The native people of eastern Canada also prevented scurvy by chewing the spruce tree’s inner bark and sticky gum. But the early immigrants, both French and Celtic, soon learned that when blended with molasses and yeast, spruce tips made a drink they’d loved back home: beer, and one that could be easily produced at any time of the year.

Brewing beer in the New World was difficult for many years. Grain was raised for bread or animal feed not for beer malt. Hops were rarely grown and expensive to import. Spruce tips quickly became a fair substitute for hops. Molasses offered a sugary alternative to beer malt syrup. Easily fermentable and a cheap by-product of the Caribbean sugar industry, molasses was already a staple of every immigrant’s larder.

Combined, spruce tips and dark molasses produced a simple healthy beverage.

The immigrants took naturally to the new drink; French fur traders, explorers and settlers appear to have been begun brewing spruce beer sometime in the early 1600s.

Irish and Scottish immigrants often toasted a handful of oats or bran on a hot stove then added it to the boiling spruce and molasses for a taste of home. The New England Colonies made thousands of gallons yearly and it became part of the culture, much like rum.

However, spruce beer’s low alcohol content – about five per cent – meant that it was considered a wise alternative to rum. Wives and children were allowed to drink it and even teetotalers enjoyed it. The beer was so popular that recipes for spruce beers are found in many early household books. The Hudson’s Bay Co. instructed staff at its many posts around North America to encourage the men to “partake of the sensible sound drink that never made a drunkard”.

But it was the military that truly spread spruce beer across North Americaas, wherever the military went, spruce beer was made. In 1759, British General Jeffery Amherst ordered that spruce beer be issued to all ranks daily. In the same year, The Daily Order for Highland Regiments in North America stipulated that “Spruce beer is to be brewed for the health and conveniency of the troops which will be served at prime cost. Five quarts of molasses will be put into every barrel of spruce beer. Each gallon will cost nearly three coppers.”

In Atlantic Canada, spruce beer was particularly popular and immigrants brewed it well into the 20th century. Joseph Banks, writing in 1766 about Newfoundland, described spruce beer as “the common liquor of the country” and Patrick Devine noted in 1900 that “Barrels and barrels of spruce beer would be sold out in a single day” in many Newfoundland towns. It was referred to as the “cup that cheers but not inebriates”.

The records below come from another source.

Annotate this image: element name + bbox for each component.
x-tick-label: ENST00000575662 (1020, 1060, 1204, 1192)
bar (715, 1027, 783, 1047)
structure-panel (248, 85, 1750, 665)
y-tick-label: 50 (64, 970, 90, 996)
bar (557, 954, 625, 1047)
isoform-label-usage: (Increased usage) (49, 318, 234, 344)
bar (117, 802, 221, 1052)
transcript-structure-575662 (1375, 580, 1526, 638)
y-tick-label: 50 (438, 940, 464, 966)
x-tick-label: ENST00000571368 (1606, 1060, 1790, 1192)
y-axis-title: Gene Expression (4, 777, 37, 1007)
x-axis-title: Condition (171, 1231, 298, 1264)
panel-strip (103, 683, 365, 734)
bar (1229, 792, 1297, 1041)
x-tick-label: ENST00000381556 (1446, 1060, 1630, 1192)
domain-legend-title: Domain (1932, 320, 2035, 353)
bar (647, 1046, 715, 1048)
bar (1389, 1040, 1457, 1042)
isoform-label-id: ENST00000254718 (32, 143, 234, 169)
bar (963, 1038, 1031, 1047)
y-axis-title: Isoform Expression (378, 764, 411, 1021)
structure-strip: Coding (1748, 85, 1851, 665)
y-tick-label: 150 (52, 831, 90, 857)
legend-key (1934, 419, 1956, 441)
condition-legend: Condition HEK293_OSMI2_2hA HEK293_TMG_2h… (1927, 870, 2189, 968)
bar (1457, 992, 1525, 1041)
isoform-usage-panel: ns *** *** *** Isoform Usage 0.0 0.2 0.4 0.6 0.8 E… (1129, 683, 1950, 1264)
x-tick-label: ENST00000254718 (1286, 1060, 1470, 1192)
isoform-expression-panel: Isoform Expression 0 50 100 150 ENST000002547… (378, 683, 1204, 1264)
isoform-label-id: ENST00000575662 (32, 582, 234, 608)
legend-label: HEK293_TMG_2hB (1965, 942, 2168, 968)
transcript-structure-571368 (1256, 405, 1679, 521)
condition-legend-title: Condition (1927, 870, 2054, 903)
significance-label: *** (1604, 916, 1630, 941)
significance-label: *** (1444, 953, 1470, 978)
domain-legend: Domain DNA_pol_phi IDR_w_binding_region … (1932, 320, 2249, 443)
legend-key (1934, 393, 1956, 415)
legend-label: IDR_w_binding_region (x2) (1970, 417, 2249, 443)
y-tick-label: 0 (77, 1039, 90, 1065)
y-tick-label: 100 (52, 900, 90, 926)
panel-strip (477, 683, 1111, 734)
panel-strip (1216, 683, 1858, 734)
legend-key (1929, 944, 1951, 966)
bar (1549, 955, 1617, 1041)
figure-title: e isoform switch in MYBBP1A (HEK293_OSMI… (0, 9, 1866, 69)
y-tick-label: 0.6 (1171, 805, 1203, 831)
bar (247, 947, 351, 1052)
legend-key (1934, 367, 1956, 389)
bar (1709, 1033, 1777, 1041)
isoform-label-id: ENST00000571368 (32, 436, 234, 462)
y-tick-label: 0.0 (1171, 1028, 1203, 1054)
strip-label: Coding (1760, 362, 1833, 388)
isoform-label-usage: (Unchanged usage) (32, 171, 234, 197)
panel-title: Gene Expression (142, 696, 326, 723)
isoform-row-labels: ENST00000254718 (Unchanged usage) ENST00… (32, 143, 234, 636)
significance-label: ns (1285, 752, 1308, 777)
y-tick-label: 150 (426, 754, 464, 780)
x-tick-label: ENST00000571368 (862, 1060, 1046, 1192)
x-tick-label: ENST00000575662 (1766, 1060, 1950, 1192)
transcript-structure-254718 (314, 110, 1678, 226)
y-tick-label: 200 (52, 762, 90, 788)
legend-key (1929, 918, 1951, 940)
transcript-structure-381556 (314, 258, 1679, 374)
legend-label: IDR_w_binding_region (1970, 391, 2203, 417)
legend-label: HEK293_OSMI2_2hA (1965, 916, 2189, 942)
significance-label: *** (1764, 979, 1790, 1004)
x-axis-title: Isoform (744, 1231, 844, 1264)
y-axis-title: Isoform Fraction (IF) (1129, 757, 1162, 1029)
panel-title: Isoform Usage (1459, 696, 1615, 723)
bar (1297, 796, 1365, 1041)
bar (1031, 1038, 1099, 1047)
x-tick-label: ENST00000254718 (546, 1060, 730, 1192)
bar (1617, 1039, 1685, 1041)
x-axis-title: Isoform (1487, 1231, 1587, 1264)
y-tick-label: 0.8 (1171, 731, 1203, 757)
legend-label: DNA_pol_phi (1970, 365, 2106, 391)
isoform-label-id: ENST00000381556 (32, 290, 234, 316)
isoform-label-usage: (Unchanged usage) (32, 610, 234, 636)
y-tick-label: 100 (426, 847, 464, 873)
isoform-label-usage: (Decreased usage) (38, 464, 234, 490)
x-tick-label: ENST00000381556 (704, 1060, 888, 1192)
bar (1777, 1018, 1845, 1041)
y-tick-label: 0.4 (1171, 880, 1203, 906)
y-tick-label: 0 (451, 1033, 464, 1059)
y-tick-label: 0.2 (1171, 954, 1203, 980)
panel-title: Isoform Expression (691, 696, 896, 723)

If you’d like to sample an old-fashioned “pint o’ pitch” like early French and Celtic emigrants, try this simple recipe for Spruce Beer:

Ingredients

-A couple of dozen spruce tips, about 10-15 centimeters long. Try to get the year’s fresh growth at the very end of the limb. The black spruce is the preferred species but black and white spruce can be used with equal results
-One liter of molasses
-A ten-liter food grade plastic pail
-Five plastic two-liter pop bottles with caps cleaned and dried
-A packet of baker’s yeast

Instructions

Bring all ten liters of water to a boil and toss in the spruce tips. Let them boil for 40 minutes minimum. With experience, you will know how long to boil the tips to suit your taste – longer boiling times make stronger-tasting beer. Carefully strain the liquid through a clean cloth into your pail, over the molasses, and mix thoroughly. Once the mixture cools to blood temperature, stir in the baker’s yeast. After it starts frothing steadily, cover with another cloth and tie a string around it to keep out the dust. After three-four days, pour the beer through a cloth-covered funnel into the pop bottles and screw the caps on tight. Wait a week before tasting. The flavour is unique: a smoky spruce and quite pleasant.